No, fixing one's currency to metal doesn't itself create wealth (nor does printing money, decreasing the money supply, &c.). Wealth is created when consumer needs/wants are met through voluntary transactions, and its production is accelerated when new methods, technologies, types of resources, &c. that facilitate the meeting of desires are discovered & used. The seminal question here is, why is an expanding money supply required to allow for the creation of wealth? Remember that, at least in the fiat system (in the case of a free coinage system, no one would choose to use the depreciating paper), citizens are coerced through tax laws, legal tender laws, and capital gains taxes into using the fiat currency.

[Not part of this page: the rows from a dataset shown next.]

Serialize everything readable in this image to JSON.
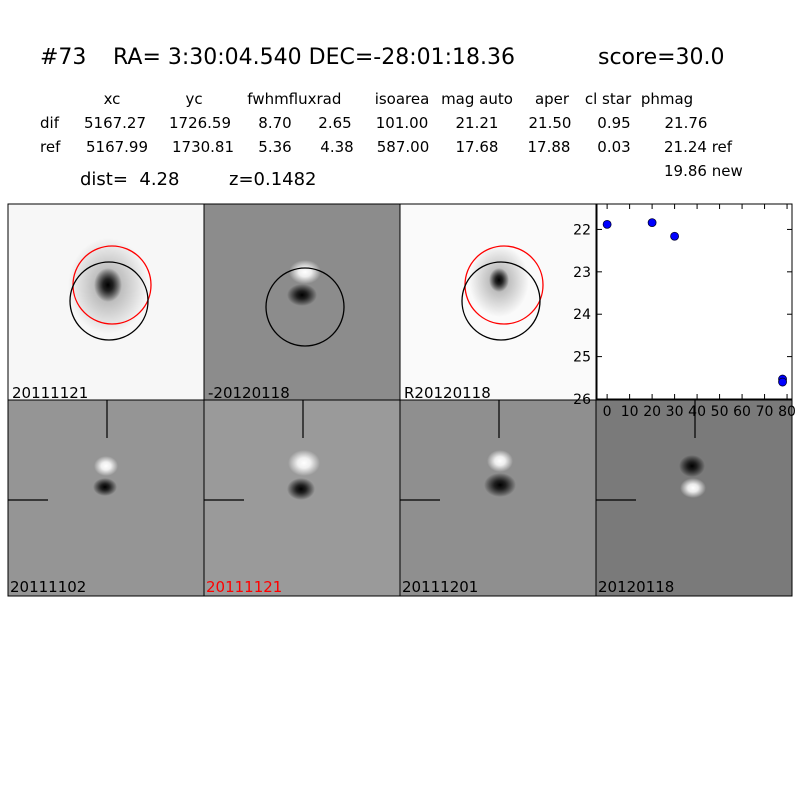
{
  "header": {
    "id": "#73",
    "coords": "RA= 3:30:04.540 DEC=-28:01:18.36",
    "score": "score=30.0"
  },
  "table": {
    "columns": [
      "xc",
      "yc",
      "fwhm",
      "fluxrad",
      "isoarea",
      "mag auto",
      "aper",
      "cl star",
      "phmag"
    ],
    "rows": [
      {
        "label": "dif",
        "cells": [
          "5167.27",
          "1726.59",
          "8.70",
          "2.65",
          "101.00",
          "21.21",
          "21.50",
          "0.95",
          "21.76"
        ]
      },
      {
        "label": "ref",
        "cells": [
          "5167.99",
          "1730.81",
          "5.36",
          "4.38",
          "587.00",
          "17.68",
          "17.88",
          "0.03",
          "21.24 ref"
        ]
      }
    ],
    "extra": "19.86 new"
  },
  "info": {
    "dist": "dist=  4.28",
    "z": "z=0.1482"
  },
  "panels": [
    "20111121",
    "-20120118",
    "R20120118",
    "20111102",
    "20111121",
    "20111201",
    "20120118"
  ],
  "chart_data": {
    "type": "scatter",
    "x": [
      0,
      20,
      30,
      78,
      78
    ],
    "series": [
      {
        "color": "#0000ff",
        "values": [
          21.88,
          21.84,
          22.16,
          25.53,
          25.6
        ]
      }
    ],
    "xlim": [
      -4.5,
      82.2
    ],
    "ylim": [
      26,
      21.4
    ],
    "xticks": [
      0,
      10,
      20,
      30,
      40,
      50,
      60,
      70,
      80
    ],
    "yticks": [
      22,
      23,
      24,
      25,
      26
    ]
  }
}
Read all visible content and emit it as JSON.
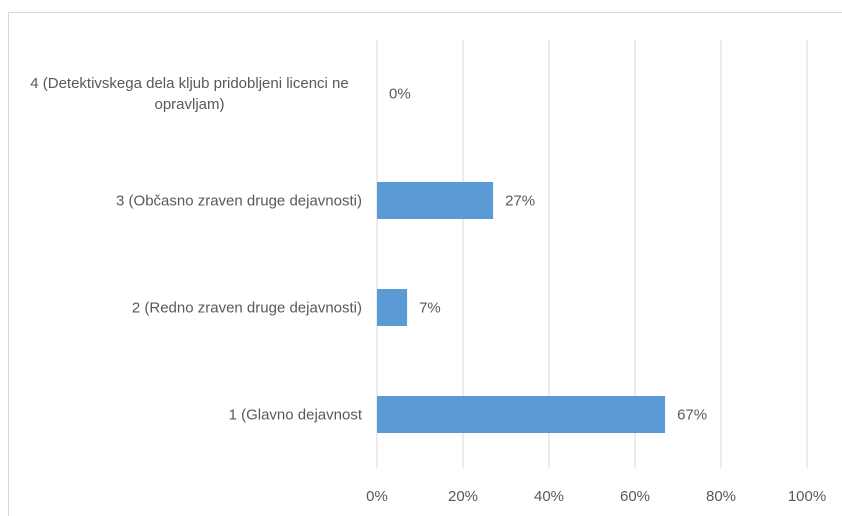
{
  "chart_data": {
    "type": "bar",
    "orientation": "horizontal",
    "categories": [
      "4 (Detektivskega dela kljub pridobljeni licenci ne opravljam)",
      "3 (Občasno zraven druge dejavnosti)",
      "2 (Redno zraven druge dejavnosti)",
      "1 (Glavno dejavnost"
    ],
    "values": [
      0,
      27,
      7,
      67
    ],
    "value_labels": [
      "0%",
      "27%",
      "7%",
      "67%"
    ],
    "color": "#5b9bd5",
    "xlim": [
      0,
      100
    ],
    "xticks": [
      {
        "value": 0,
        "label": "0%"
      },
      {
        "value": 20,
        "label": "20%"
      },
      {
        "value": 40,
        "label": "40%"
      },
      {
        "value": 60,
        "label": "60%"
      },
      {
        "value": 80,
        "label": "80%"
      },
      {
        "value": 100,
        "label": "100%"
      }
    ],
    "grid": true
  }
}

If an aggressive body (usually calling itself a State) wishes to change the buying/selling habits of its subjects (really, victims) it usually can do so easily enough given its power, but unless it changes all of their habits (to do which it would have to put them in gulags basically. Not that I would put this above our elites) its aggression will introduce economic distortion. In the case of secretly-managed fiat currency, I think Rothbard explains very well how this causes the boom-bust cycle that is so wasteful of capital vis-a-viz consumer desires. In the more appealing case of a constantly-inflated gold-convertible currency, assuming we can trust the central bank (which is non-trivial concern!), we still have the problem of how the newly-created money is to be distributed (remember that it is procured through a tax!), and why it's even necessary in the first place. It's not as if the only money one can invest has to have been inflated from one's original savings.

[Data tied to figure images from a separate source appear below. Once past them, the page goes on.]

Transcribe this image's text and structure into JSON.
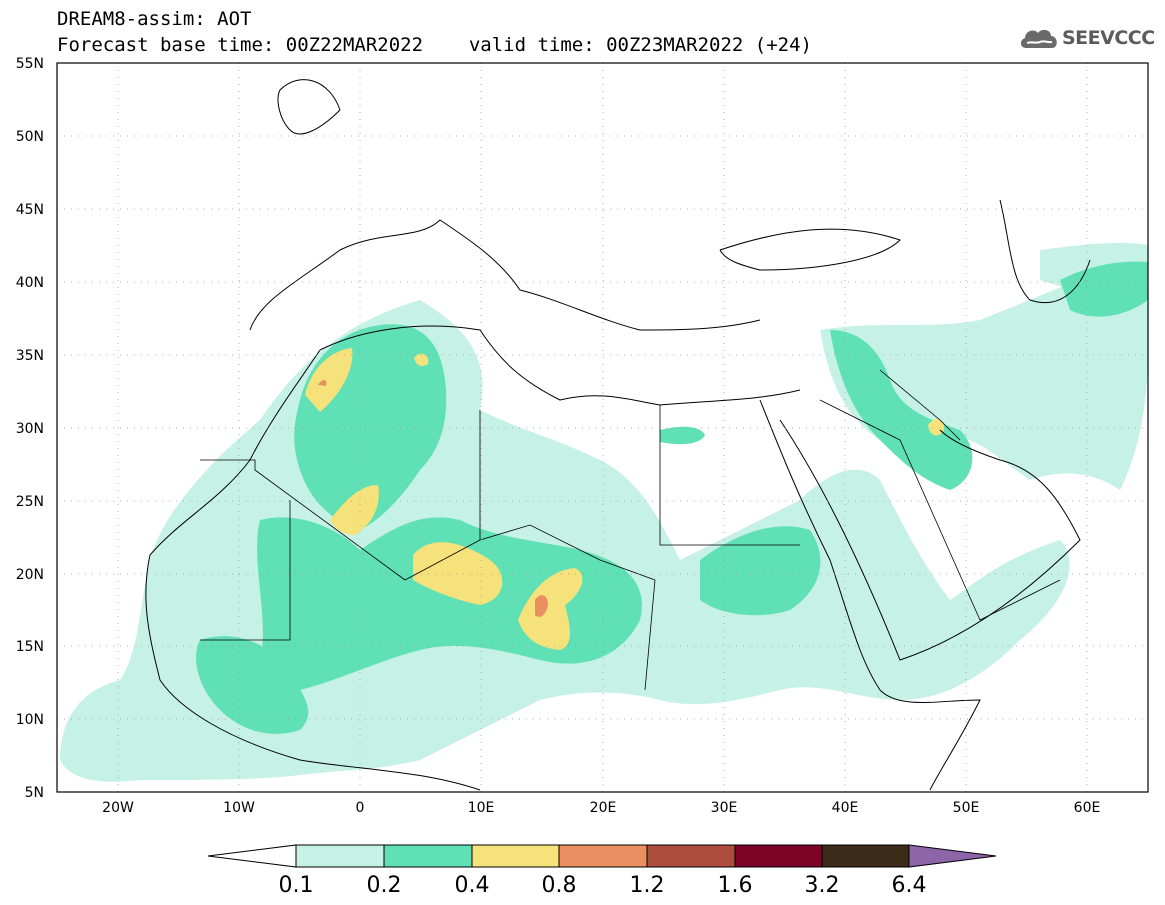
{
  "header": {
    "line1": "DREAM8-assim: AOT",
    "line2_base": "Forecast base time: 00Z22MAR2022",
    "line2_valid": "valid time: 00Z23MAR2022 (+24)"
  },
  "logo": {
    "text": "SEEVCCC",
    "icon": "cloud-icon"
  },
  "map": {
    "lon_range": [
      -25,
      65
    ],
    "lat_range": [
      5,
      55
    ],
    "lat_labels": [
      "55N",
      "50N",
      "45N",
      "40N",
      "35N",
      "30N",
      "25N",
      "20N",
      "15N",
      "10N",
      "5N"
    ],
    "lon_labels": [
      "20W",
      "10W",
      "0",
      "10E",
      "20E",
      "30E",
      "40E",
      "50E",
      "60E"
    ],
    "grid": true
  },
  "colorbar": {
    "labels": [
      "0.1",
      "0.2",
      "0.4",
      "0.8",
      "1.2",
      "1.6",
      "3.2",
      "6.4"
    ],
    "colors": [
      "#c6f1e6",
      "#5fe0b5",
      "#f5e27a",
      "#e98f62",
      "#ad4d3b",
      "#7d0427",
      "#3b2a18",
      "#8e65a8"
    ],
    "below_color": "#ffffff"
  },
  "legend_colors": {
    "aot_01_02": "#c6f1e6",
    "aot_02_04": "#5fe0b5",
    "aot_04_08": "#f5e27a",
    "aot_08_12": "#e98f62"
  }
}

(02-18-2012 03:43 PM)tenderman100 Wrote:  
(02-18-2012 01:45 PM)RebelLibertarian Wrote:  In a truly free society, there would be competing medims of exchange advertised by their managers for quality and difficulty of counterfeiting. In practice, the efficiency of the *pure* market system (As distinct from the crony crapitalism we now suffer under as from pure socialism!) would ensure that these coins or banknote certificates for precious metals were completely backed by precious metals and thus subject to no inflationary conjuring.

This isn't a vision of a free society...it's a vision of a society in economic chaos -- of a different kind than we have now, granted, but still chaotic.

The market is chaotic. If you're disposed to buy an AR-15 rifle, say, would you feel more comfortable with a single State-owned company, or a mass of competitors? In the former case (unless its products were subsidized by the taxpayer, which I think we can agree would be immoral as well as economically undesirable), you would have to do almost no research into calibers, barrels, uppers, lowers, handguards, rails, pistol grips, stocks, &c., but no doubt you would not get the best quality/price ratio in your weapon. In procuring my AR-15, I had to spend a great deal of time researching it but got a more accurate, reliable, and hard-hitting weapon than those advertised by mainstream companies.


(02-18-2012 03:43 PM)tenderman100 Wrote:  The first step has to be not debt liquidation but true asset writedown. And the assets that have to be written down? Bank assets. Once that happens the dollars that are ostensibly in the system AGAINST those assets have to be booked as decreases in capital. What we should be doing in undertaking a orderly write down of these assets -- every body takes turns and we methodically re-value. By the way this goes for the Fed, too.

This isn't a bad idea. I'd prefer an orderly phase-out of the Federal Reserve Note at the Fed and allowing the market to liquidate/write down/&c. companies' debts as the market decides they should be.